Most of our Kentucky readers have probably heard of Tesla Motors, the auto manufacture which produces electric vehicles and sells them directly to consumers rather than going through a dealer. At present, there are only several states which allow direct sales of Tesla vehicles. There are also several states where such sales are prohibited. In states where Tesla vehicles may not be sold, Tesla locations may only serve as showrooms. Kentucky is among the states where there are no Tesla locations.
Tesla has had a hard time getting its business model to really pick up, and recently announced that it would be selling $500 million worth of stock in an effort to raise money. The stock sale is primarily aimed at increasing the company’s showroom presence, as well as establishing more service centers and expanding its energy-storage business. Will the stock sale be successful?

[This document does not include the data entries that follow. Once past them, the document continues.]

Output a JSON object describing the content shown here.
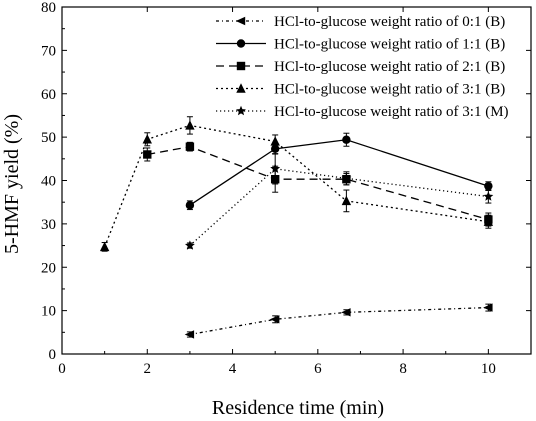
{
  "chart_data": {
    "type": "line",
    "xlabel": "Residence time (min)",
    "ylabel": "5-HMF yield (%)",
    "xlim": [
      0,
      11
    ],
    "ylim": [
      0,
      80
    ],
    "xticks": [
      "0",
      "2",
      "4",
      "6",
      "8",
      "10"
    ],
    "yticks": [
      "0",
      "10",
      "20",
      "30",
      "40",
      "50",
      "60",
      "70",
      "80"
    ],
    "grid": false,
    "legend_position": "top-right",
    "series": [
      {
        "name": "HCl-to-glucose weight ratio of 0:1 (B)",
        "marker": "triangle-left",
        "line_style": "dash-dot",
        "x": [
          3,
          5,
          6.67,
          10
        ],
        "y": [
          4.5,
          8,
          9.6,
          10.7
        ],
        "err": [
          0.6,
          0.8,
          0.6,
          0.8
        ]
      },
      {
        "name": "HCl-to-glucose weight ratio of 1:1 (B)",
        "marker": "circle",
        "line_style": "solid",
        "x": [
          3,
          5,
          6.67,
          10
        ],
        "y": [
          34.3,
          47.3,
          49.4,
          38.7
        ],
        "err": [
          1.0,
          1.2,
          1.5,
          1.0
        ]
      },
      {
        "name": "HCl-to-glucose weight ratio of 2:1 (B)",
        "marker": "square",
        "line_style": "dashed",
        "x": [
          2,
          3,
          5,
          6.67,
          10
        ],
        "y": [
          46,
          47.8,
          40.3,
          40.3,
          31
        ],
        "err": [
          1.5,
          1.0,
          3.0,
          1.3,
          1.5
        ]
      },
      {
        "name": "HCl-to-glucose weight ratio of 3:1 (B)",
        "marker": "triangle-up",
        "line_style": "short-dot",
        "x": [
          1,
          2,
          3,
          5,
          6.67,
          10
        ],
        "y": [
          24.7,
          49.5,
          52.7,
          49,
          35.3,
          30.5
        ],
        "err": [
          1.0,
          1.5,
          2.0,
          1.5,
          2.5,
          1.5
        ]
      },
      {
        "name": "HCl-to-glucose weight ratio of 3:1 (M)",
        "marker": "star",
        "line_style": "dotted",
        "x": [
          3,
          5,
          6.67,
          10
        ],
        "y": [
          25,
          42.7,
          40.5,
          36.3
        ],
        "err": [
          0.6,
          3.5,
          1.5,
          1.5
        ]
      }
    ]
  }
}
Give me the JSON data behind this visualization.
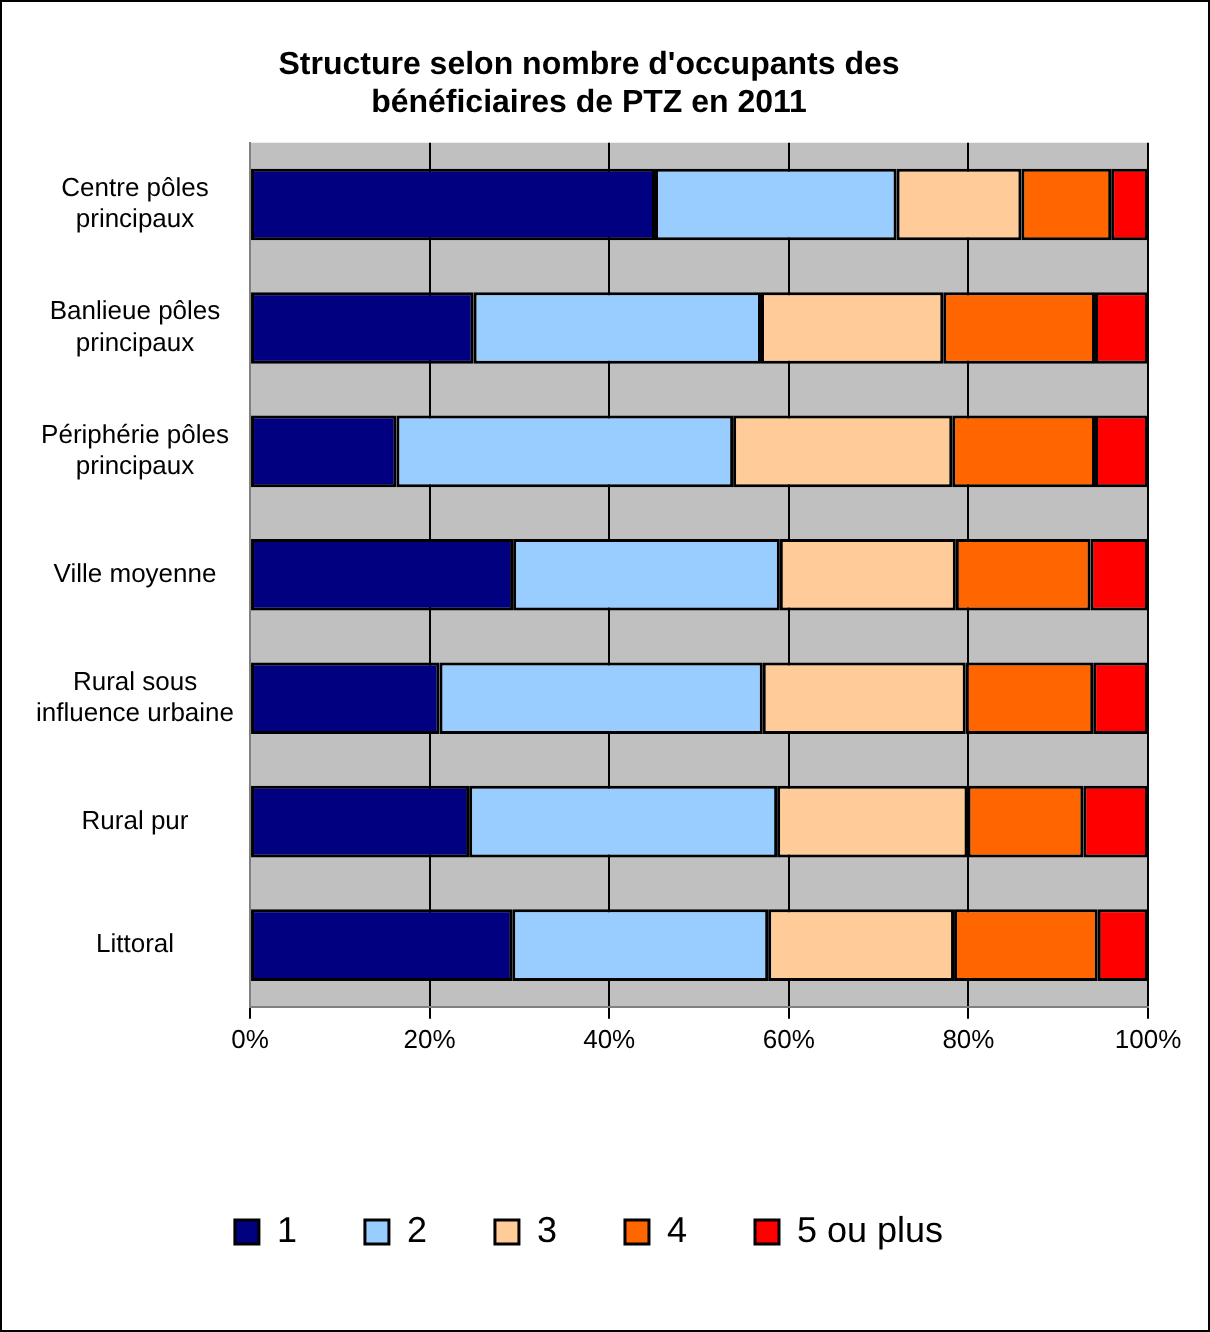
{
  "chart_data": {
    "type": "bar",
    "orientation": "horizontal",
    "stacked": true,
    "title": "Structure selon nombre d'occupants des bénéficiaires de PTZ en 2011",
    "categories": [
      "Centre pôles principaux",
      "Banlieue pôles principaux",
      "Périphérie pôles principaux",
      "Ville moyenne",
      "Rural sous influence urbaine",
      "Rural pur",
      "Littoral"
    ],
    "series": [
      {
        "name": "1",
        "color": "#000080",
        "values": [
          45.1,
          24.9,
          16.3,
          29.3,
          21.1,
          24.4,
          29.2
        ]
      },
      {
        "name": "2",
        "color": "#99ccff",
        "values": [
          26.9,
          32.0,
          37.5,
          29.7,
          36.0,
          34.3,
          28.5
        ]
      },
      {
        "name": "3",
        "color": "#ffcc99",
        "values": [
          13.9,
          20.3,
          24.4,
          19.6,
          22.6,
          21.2,
          20.7
        ]
      },
      {
        "name": "4",
        "color": "#ff6600",
        "values": [
          10.0,
          16.9,
          15.9,
          15.0,
          14.2,
          12.9,
          16.0
        ]
      },
      {
        "name": "5 ou plus",
        "color": "#ff0000",
        "values": [
          4.1,
          5.9,
          5.9,
          6.4,
          6.1,
          7.2,
          5.6
        ]
      }
    ],
    "xlim": [
      0,
      100
    ],
    "xticks": [
      {
        "value": 0,
        "label": "0%"
      },
      {
        "value": 20,
        "label": "20%"
      },
      {
        "value": 40,
        "label": "40%"
      },
      {
        "value": 60,
        "label": "60%"
      },
      {
        "value": 80,
        "label": "80%"
      },
      {
        "value": 100,
        "label": "100%"
      }
    ],
    "grid": "x",
    "legend": "bottom"
  }
}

The success of any stock sale depends on the circumstances in which a company finds itself. One of the risks that has to be taken into consideration is stock dilution. In Tesla’s case, experts have said that the company is able to raise money through stock sales without significant dilution—current investors in Tesla stock are expected to experience a 1.6 percent decrease in value.
For Tesla, the situation is rather good, given that standard accounting shows the company is not expected to actually make a profit until 2020 by ordinary accounting calculations. Much of the situation is dictated by investor optimism in Tesla products. After the announcement was made, Tesla shares rose by 1.8 percent.
With stock sales, it is always important for businesses to consider tax ramifications.